BREAKING: SEC General Counsel Resigns After Possible Links To FTX Collapse Revealed

December 27, 2022 1:50 pm Comments

A new report just revealed that the general counsel of the SEC will soon resign from his role at the end of this year.

Coincidentally, the resignation of the SEC’s General Counsel comes directly after the revelation that he had previously had many meetings and “dinners” with FTX founder Sam Bankman-Fried.

The announcement was quite shocking given that General Counsel, Dan Berkovitz, had worked in these government agencies for many decades.

What they had specifically talked about in the meetings has not been revealed yet, but it raises the questions that many speculators had about what exactly is the relationship between the SEC and FTX.

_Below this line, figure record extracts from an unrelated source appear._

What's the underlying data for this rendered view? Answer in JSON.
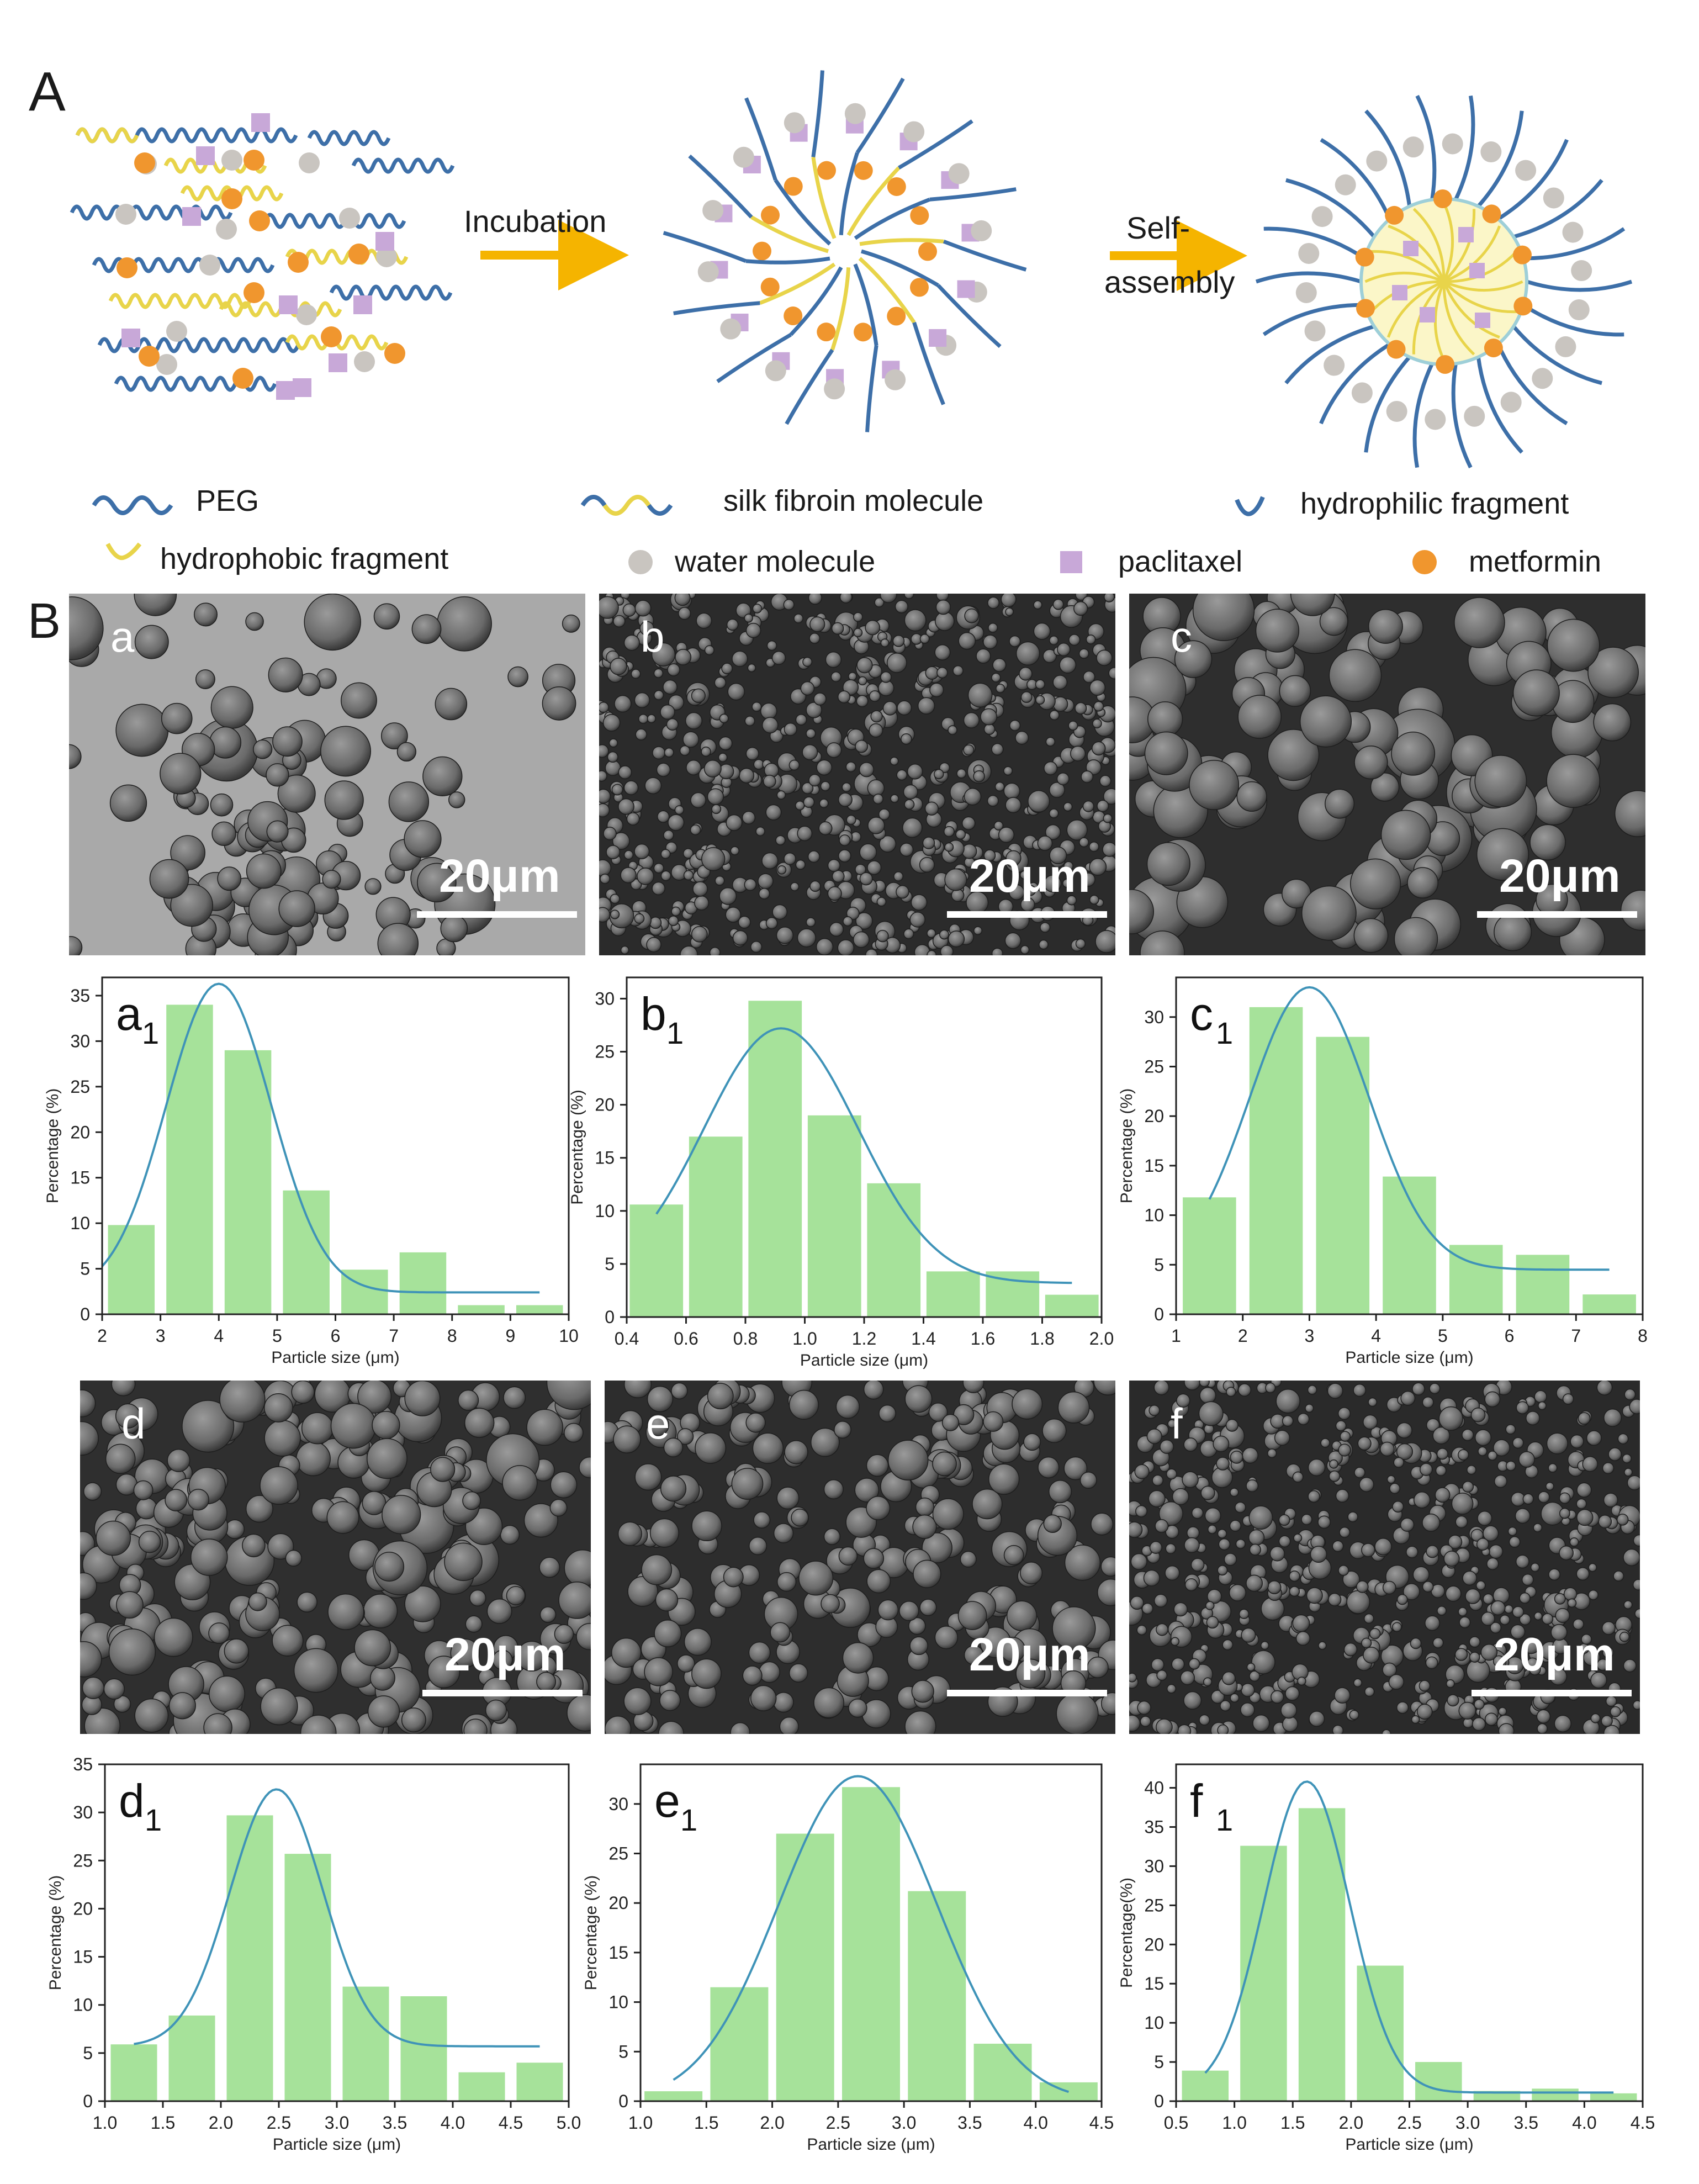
{
  "panel_A": {
    "label": "A",
    "arrow1_label": "Incubation",
    "arrow2_label_line1": "Self-",
    "arrow2_label_line2": "assembly",
    "legend": {
      "peg": "PEG",
      "silk": "silk fibroin molecule",
      "hydrophilic": "hydrophilic fragment",
      "hydrophobic": "hydrophobic fragment",
      "water": "water molecule",
      "paclitaxel": "paclitaxel",
      "metformin": "metformin"
    }
  },
  "panel_B": {
    "label": "B",
    "sem": [
      {
        "id": "a",
        "label": "a",
        "scale": "20μm"
      },
      {
        "id": "b",
        "label": "b",
        "scale": "20μm"
      },
      {
        "id": "c",
        "label": "c",
        "scale": "20μm"
      },
      {
        "id": "d",
        "label": "d",
        "scale": "20μm"
      },
      {
        "id": "e",
        "label": "e",
        "scale": "20μm"
      },
      {
        "id": "f",
        "label": "f",
        "scale": "20μm"
      }
    ]
  },
  "colors": {
    "peg_blue": "#3d6fa8",
    "silk_yellow": "#e8d44a",
    "water_gray": "#c9c5c0",
    "paclitaxel_purple": "#c8a8d8",
    "metformin_orange": "#f0962e",
    "arrow_orange": "#f5b400",
    "bar_green": "#a6e29a",
    "fit_blue": "#3f93b8"
  },
  "chart_data": [
    {
      "id": "a1",
      "type": "bar",
      "panel_letter": "a",
      "panel_sub": "1",
      "xlabel": "Particle size (μm)",
      "ylabel": "Percentage (%)",
      "xlim": [
        2,
        10
      ],
      "ylim": [
        0,
        37
      ],
      "xticks": [
        2,
        3,
        4,
        5,
        6,
        7,
        8,
        9,
        10
      ],
      "yticks": [
        0,
        5,
        10,
        15,
        20,
        25,
        30,
        35
      ],
      "bar_width": 0.8,
      "x": [
        2.5,
        3.5,
        4.5,
        5.5,
        6.5,
        7.5,
        8.5,
        9.5
      ],
      "values": [
        9.8,
        34,
        29,
        13.6,
        4.9,
        6.8,
        1,
        1
      ],
      "fit": {
        "mu": 4.0,
        "sigma": 0.9,
        "base": 2.4,
        "peak": 36.3,
        "range": [
          2,
          9.5
        ]
      }
    },
    {
      "id": "b1",
      "type": "bar",
      "panel_letter": "b",
      "panel_sub": "1",
      "xlabel": "Particle size (μm)",
      "ylabel": "Percentage (%)",
      "xlim": [
        0.4,
        2.0
      ],
      "ylim": [
        0,
        32
      ],
      "xticks": [
        0.4,
        0.6,
        0.8,
        1.0,
        1.2,
        1.4,
        1.6,
        1.8,
        2.0
      ],
      "yticks": [
        0,
        5,
        10,
        15,
        20,
        25,
        30
      ],
      "bar_width": 0.18,
      "x": [
        0.5,
        0.7,
        0.9,
        1.1,
        1.3,
        1.5,
        1.7,
        1.9
      ],
      "values": [
        10.6,
        17,
        29.8,
        19,
        12.6,
        4.3,
        4.3,
        2.1
      ],
      "fit": {
        "mu": 0.92,
        "sigma": 0.26,
        "base": 3.2,
        "peak": 27.2,
        "range": [
          0.5,
          1.9
        ]
      }
    },
    {
      "id": "c1",
      "type": "bar",
      "panel_letter": "c",
      "panel_sub": "1",
      "xlabel": "Particle size (μm)",
      "ylabel": "Percentage (%)",
      "xlim": [
        1,
        8
      ],
      "ylim": [
        0,
        34
      ],
      "xticks": [
        1,
        2,
        3,
        4,
        5,
        6,
        7,
        8
      ],
      "yticks": [
        0,
        5,
        10,
        15,
        20,
        25,
        30
      ],
      "bar_width": 0.8,
      "x": [
        1.5,
        2.5,
        3.5,
        4.5,
        5.5,
        6.5,
        7.5
      ],
      "values": [
        11.8,
        31,
        28,
        13.9,
        7,
        6,
        2
      ],
      "fit": {
        "mu": 3.0,
        "sigma": 0.9,
        "base": 4.5,
        "peak": 33,
        "range": [
          1.5,
          7.5
        ]
      }
    },
    {
      "id": "d1",
      "type": "bar",
      "panel_letter": "d",
      "panel_sub": "1",
      "xlabel": "Particle size (μm)",
      "ylabel": "Percentage (%)",
      "xlim": [
        1.0,
        5.0
      ],
      "ylim": [
        0,
        35
      ],
      "xticks": [
        1.0,
        1.5,
        2.0,
        2.5,
        3.0,
        3.5,
        4.0,
        4.5,
        5.0
      ],
      "yticks": [
        0,
        5,
        10,
        15,
        20,
        25,
        30,
        35
      ],
      "bar_width": 0.4,
      "x": [
        1.25,
        1.75,
        2.25,
        2.75,
        3.25,
        3.75,
        4.25,
        4.75
      ],
      "values": [
        5.9,
        8.9,
        29.7,
        25.7,
        11.9,
        10.9,
        3,
        4
      ],
      "fit": {
        "mu": 2.48,
        "sigma": 0.4,
        "base": 5.7,
        "peak": 32.4,
        "range": [
          1.25,
          4.75
        ]
      }
    },
    {
      "id": "e1",
      "type": "bar",
      "panel_letter": "e",
      "panel_sub": "1",
      "xlabel": "Particle size (μm)",
      "ylabel": "Percentage (%)",
      "xlim": [
        1.0,
        4.5
      ],
      "ylim": [
        0,
        34
      ],
      "xticks": [
        1.0,
        1.5,
        2.0,
        2.5,
        3.0,
        3.5,
        4.0,
        4.5
      ],
      "yticks": [
        0,
        5,
        10,
        15,
        20,
        25,
        30
      ],
      "bar_width": 0.44,
      "x": [
        1.25,
        1.75,
        2.25,
        2.75,
        3.25,
        3.75,
        4.25
      ],
      "values": [
        1,
        11.5,
        27,
        31.7,
        21.2,
        5.8,
        1.9
      ],
      "fit": {
        "mu": 2.65,
        "sigma": 0.6,
        "base": 0,
        "peak": 32.8,
        "range": [
          1.25,
          4.25
        ]
      }
    },
    {
      "id": "f1",
      "type": "bar",
      "panel_letter": "f",
      "panel_sub": "1",
      "xlabel": "Particle size (μm)",
      "ylabel": "Percentage(%)",
      "xlim": [
        0.5,
        4.5
      ],
      "ylim": [
        0,
        43
      ],
      "xticks": [
        0.5,
        1.0,
        1.5,
        2.0,
        2.5,
        3.0,
        3.5,
        4.0,
        4.5
      ],
      "yticks": [
        0,
        5,
        10,
        15,
        20,
        25,
        30,
        35,
        40
      ],
      "bar_width": 0.4,
      "x": [
        0.75,
        1.25,
        1.75,
        2.25,
        2.75,
        3.25,
        3.75,
        4.25
      ],
      "values": [
        3.9,
        32.6,
        37.4,
        17.3,
        5,
        1.3,
        1.6,
        1
      ],
      "fit": {
        "mu": 1.62,
        "sigma": 0.37,
        "base": 1.1,
        "peak": 40.8,
        "range": [
          0.75,
          4.25
        ]
      }
    }
  ]
}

Another coincidence that happened is that this resignation announcement came out on the same day that SBF was released on a $250 million bail.

Some lawmakers in Congress have already called this out and are requesting for an investigation into the relationship between FTX and the SEC.

TechNext.ng reports:

Several emails acquired by the watchdog Protect the Public Trust revealed that Berkovitz maintained a cordial relationship with Sam Bankman-Fried and FTX. In the report, Dan Berkovitz, Sam Bankman-Fried, FTX General Counsel Ryne Miller, and FTX Brett Harrison met in an opulent restaurant in October 2021.

“If ever there was a scene to conjure up a vision of a D.C rigged toward corrupt insiders at the expense of the little guy, it would be difficult to top this one,” Michael Chamberlain, director of Protect the Public’s Trust, said.

“Not long before its demise and a slew of fraud charges, SBF and his gang were doubtlessly courting one of their would-be regulators to try to manipulate the regulations to their advantage,” he added.

The most outspoken member of Congress on this particular matter is Republican Senator Tom Emmer who recently stated that the two parties had an unusually high number of meetings.

To understand how many meetings they had, the data shows that the SEC had more meetings with Sam Bankman-Fried than any other company in crypto.

Speculators are questioning this and are thinking that the intention may have been to create a regulatory environment that was favorable specifically for FTX.

Whatever the case is, it is clear that the SEC has failed to protect investors from losing their capital.

So far, the agency has only been focused on lawsuits against genuine crypto projects that provide value to the industry such as XRP and have failed to stop genuine risks like FTX from operating until it was too late.

This means that the leadership of the SEC does not act in the best interests of investors or is incapable of doing so.

TechNext.ng concludes:

Keeping a cordial relationship with crypto exchange founders as federal officials jeopardize the credibility and objectivity of regulations approved to serve as a watchdog for the activities occurring within the cryptocurrency ecosystem.

The market looks set to go through some instrumental and lifetime transitioning to ensure that crypto investors and traders remain loyal and optimistic about the proceedings of the space.

Thus, to enhance this, federal characters who occupy pivotal roles in enacting these regulations set to steady the foot of crypto investors in the space should condemn every friendly relationship with crypto exchange founders to avoid suspicion and doubt.

The market’s future is at stake if federal officials do not desist from keeping cozy relationships with crypto exchange founders. However, if caught, such persons should immediately leave offices.